Changing the Culture
AI growth requires a culture that supports innovation. CXOs have to support training in AI, Machine Learning, and related areas as the first step. But they cannot progress unless they also tackle the culture change. CXOs have to foster a culture conducive to innovation and manage resistance to change.
In enterprises with successful AI-powered projects running, CXOs become innovation champions. They:
- Integrate databases to end silos, promote transparency, and encourage open sharing of information. Innovation fails in an environment where the employee has to spend a major part of their time and effort to organize things.

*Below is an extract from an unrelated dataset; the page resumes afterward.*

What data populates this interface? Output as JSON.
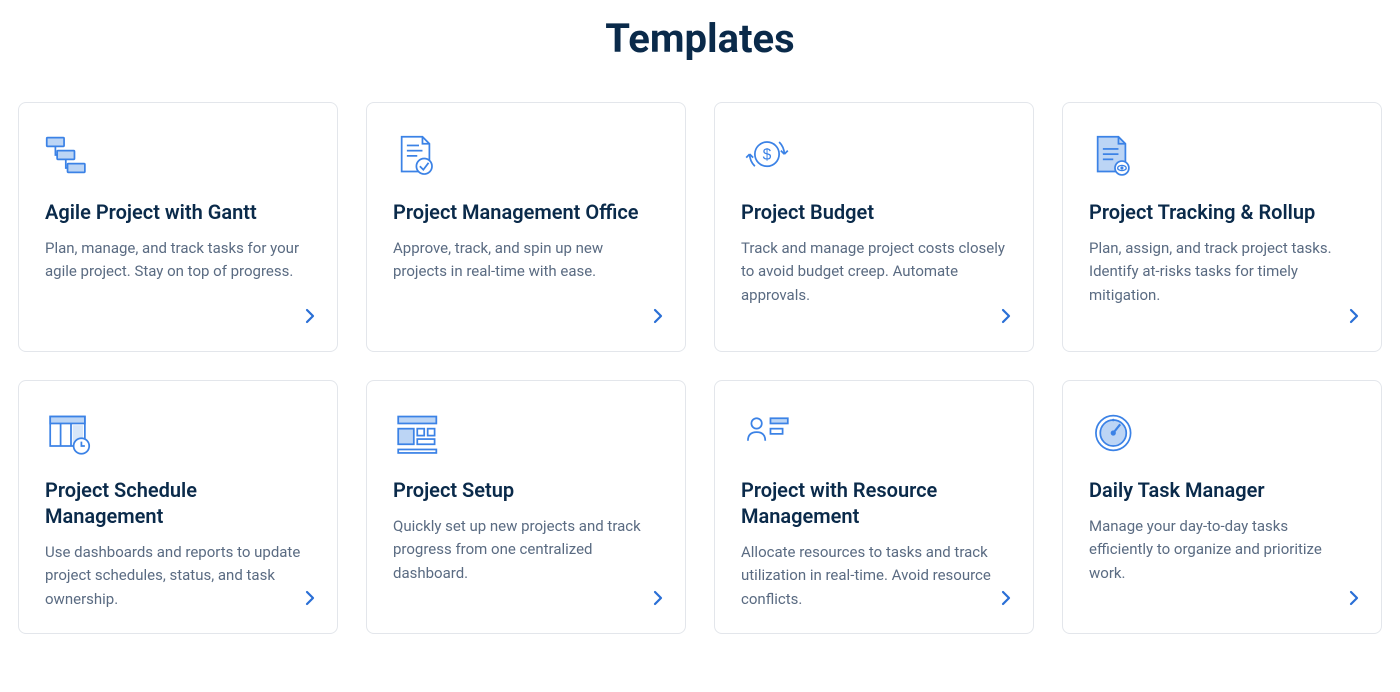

- Forge effective connections across the board, and facilitate everyone to learn from each other. Successful CXOs enable reverse-mentoring for innovation. Reverse mentoring provides opportunities for seniors to learn the nuances of AI from junior upstarts.
- Encourage risk-taking and make sure failure does not cost the risk-taker career opportunities. Rather, offer incentives for accomplishments.
- Host innovation-focused events. Such events make innovation the accepted in-thing and spread awareness of how the initiatives benefit, and why it is not a threat.
Coping with COVID-19
According to a 2018 MIT Sloan Management Review study, 58% of companies believed AI will change their business models in a big way by 2023. But many companies did not progress beyond experiments, proof of concept, and prototypes. And most of these projects were about automating call centres and service desks.
The COVID-19 pandemic changed things. It made the future come suddenly. The shift to the digital-first mode in shopping habits and work forced enterprises to take up AI-based projects seriously. As a case in point, food producer Frito-Lay compressed its five-year plans for digital and data initiatives into six months and launched its e-commerce platform in just 30 days. The company deployed AI-powered analytics to predict shifts in demand and customer tastes, keep track of store openings, and so on, down to the zip code level.
During the pandemic and its aftermath, CXOs
- Scrambled to set up chatbots. Most chatbots have only a basic level of AI maturity. They redirect even the complex interaction with human employees. Still, chatbots helped enterprises cope with the increase in demand, many of whom were newcomers to the digital space. CXOs now strive to make chatbots more mature, and capable of handling more complex queries.
- Train algorithms to handle a wider use-case scenario and enormous volumes. Many companies deployed AI-powered automation to cope with demand surges. AI also helped businesses reduce workplace density and comply with social distancing mandates.
- Use AI to resolve supply chain issues. AI-powered algorithms help enterprises predict and prepare for supply chain disruptions and delivery issues. These algorithms also helped in related issues such as fraud detection.
Here are some interesting innovation successes during the COVID-19 pandemic.
Many executives have a grand vision of AI, akin to science fiction robots. AI at the enterprise level is far less grandiose, but still offers tremendous value. Realistic CXOs put their head down and work diligently to make things better for their stakeholders. They will reap rich dividends in the coming years.